This lecture focuses on themes similar to that of lecture 7, but in a more general way, allowing it to be relevant to all forms of design. Focusing on design methods, this lecture revisits some concepts discussed in earlier lectures. The common process of design shown in this lecture is as follows:
Research: learning about the design challenge
Ideation: coming up with ideas
Development: refining and testing the ideas, tech demos
Documentation: describing the design solution
Testing: approval or prototyping, play-testing
Making: construction, installation, coding or production
Evaluation: review of finished design
This process show the process of designing something, whether it be a program, sculpture or book, the main steps still apply, unlike the previous lecture where they were specific to the designer’s project. It also shows that there is a lot of work and thinking that goes in before any development actually starts. This is to avoid wasting resources on projects which may need to be completely changed over due to poor planning.

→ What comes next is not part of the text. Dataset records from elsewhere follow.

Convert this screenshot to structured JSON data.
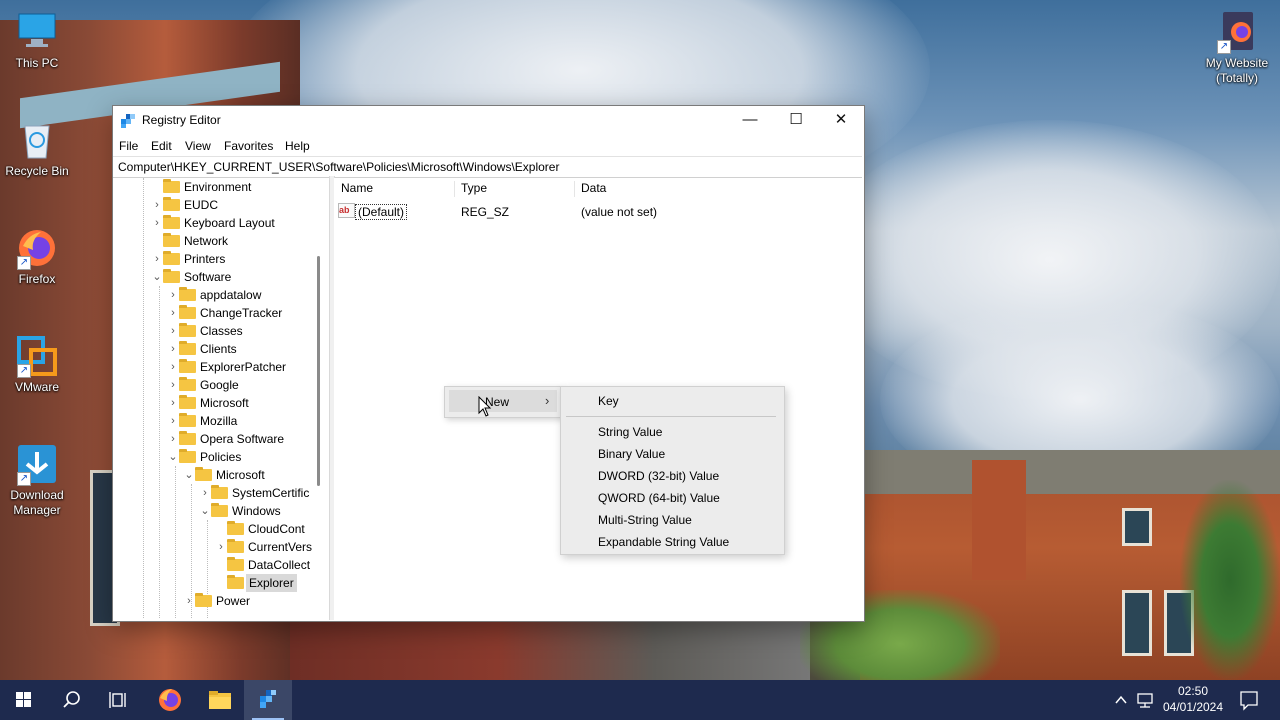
{
  "desktop": {
    "icons": [
      {
        "label": "This PC"
      },
      {
        "label": "Recycle Bin"
      },
      {
        "label": "Firefox"
      },
      {
        "label": "VMware"
      },
      {
        "label": "Download Manager"
      },
      {
        "label": "My Website (Totally)"
      }
    ]
  },
  "window": {
    "title": "Registry Editor",
    "controls": {
      "minimize": "—",
      "maximize": "☐",
      "close": "✕"
    },
    "menu": [
      "File",
      "Edit",
      "View",
      "Favorites",
      "Help"
    ],
    "address": "Computer\\HKEY_CURRENT_USER\\Software\\Policies\\Microsoft\\Windows\\Explorer",
    "tree": [
      {
        "label": "Environment",
        "expander": ""
      },
      {
        "label": "EUDC",
        "expander": "›"
      },
      {
        "label": "Keyboard Layout",
        "expander": "›"
      },
      {
        "label": "Network",
        "expander": ""
      },
      {
        "label": "Printers",
        "expander": "›"
      },
      {
        "label": "Software",
        "expander": "⌄"
      },
      {
        "label": "appdatalow",
        "expander": "›"
      },
      {
        "label": "ChangeTracker",
        "expander": "›"
      },
      {
        "label": "Classes",
        "expander": "›"
      },
      {
        "label": "Clients",
        "expander": "›"
      },
      {
        "label": "ExplorerPatcher",
        "expander": "›"
      },
      {
        "label": "Google",
        "expander": "›"
      },
      {
        "label": "Microsoft",
        "expander": "›"
      },
      {
        "label": "Mozilla",
        "expander": "›"
      },
      {
        "label": "Opera Software",
        "expander": "›"
      },
      {
        "label": "Policies",
        "expander": "⌄"
      },
      {
        "label": "Microsoft",
        "expander": "⌄"
      },
      {
        "label": "SystemCertific",
        "expander": "›"
      },
      {
        "label": "Windows",
        "expander": "⌄"
      },
      {
        "label": "CloudCont",
        "expander": ""
      },
      {
        "label": "CurrentVers",
        "expander": "›"
      },
      {
        "label": "DataCollect",
        "expander": ""
      },
      {
        "label": "Explorer",
        "expander": "",
        "selected": true
      },
      {
        "label": "Power",
        "expander": "›"
      }
    ],
    "columns": {
      "name": "Name",
      "type": "Type",
      "data": "Data"
    },
    "values": [
      {
        "icon": "ab",
        "name": "(Default)",
        "type": "REG_SZ",
        "data": "(value not set)"
      }
    ]
  },
  "context_menu": {
    "new_label": "New",
    "new_arrow": "›",
    "submenu": {
      "first": "Key",
      "items": [
        "String Value",
        "Binary Value",
        "DWORD (32-bit) Value",
        "QWORD (64-bit) Value",
        "Multi-String Value",
        "Expandable String Value"
      ]
    }
  },
  "taskbar": {
    "time": "02:50",
    "date": "04/01/2024",
    "tray_chevron": "^"
  },
  "colors": {
    "taskbar": "#1e2a4e",
    "folder": "#f5c542",
    "menu_bg": "#ececec",
    "highlight": "#dcdcdc"
  }
}
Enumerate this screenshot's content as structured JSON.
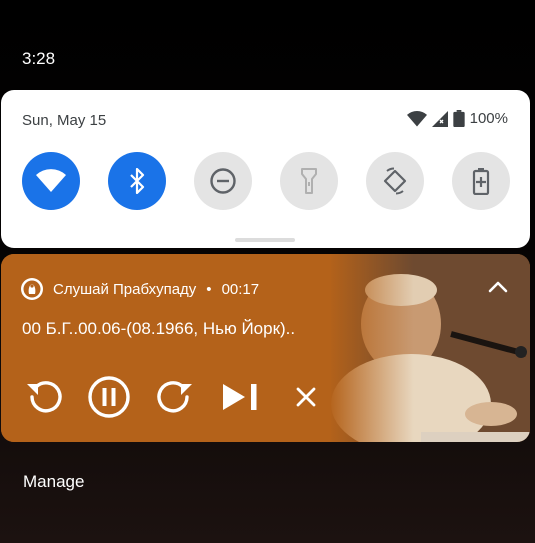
{
  "status_bar": {
    "time": "3:28"
  },
  "quick_settings": {
    "date": "Sun, May 15",
    "battery_percent": "100%",
    "accent_color": "#1a73e8",
    "tiles": [
      {
        "icon": "wifi-icon",
        "active": true
      },
      {
        "icon": "bluetooth-icon",
        "active": true
      },
      {
        "icon": "do-not-disturb-icon",
        "active": false
      },
      {
        "icon": "flashlight-icon",
        "active": false
      },
      {
        "icon": "auto-rotate-icon",
        "active": false
      },
      {
        "icon": "battery-saver-icon",
        "active": false
      }
    ]
  },
  "media": {
    "app_name": "Слушай Прабхупаду",
    "separator": "•",
    "elapsed": "00:17",
    "title": "00 Б.Г..00.06-(08.1966, Нью Йорк)..",
    "card_color": "#b4621a",
    "controls": [
      "replay-icon",
      "pause-icon",
      "forward-icon",
      "skip-next-icon",
      "close-icon"
    ]
  },
  "footer": {
    "manage_label": "Manage"
  }
}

There are a number of quotes included in this blog which all repeat a similar message: that design methods are flexible and there is no one way to practice design. This is why I find the steps in this lecture much more useful than those in the last, because they still allow for a wide variation on the way you approach the design while those in lecture 7 were specific and did not allow for much variation.
This lecture also revisited iteration, divergence and convergence, and the double diamond design process. It also introduced a new process called the IT waterfall method, which is explained in its own post.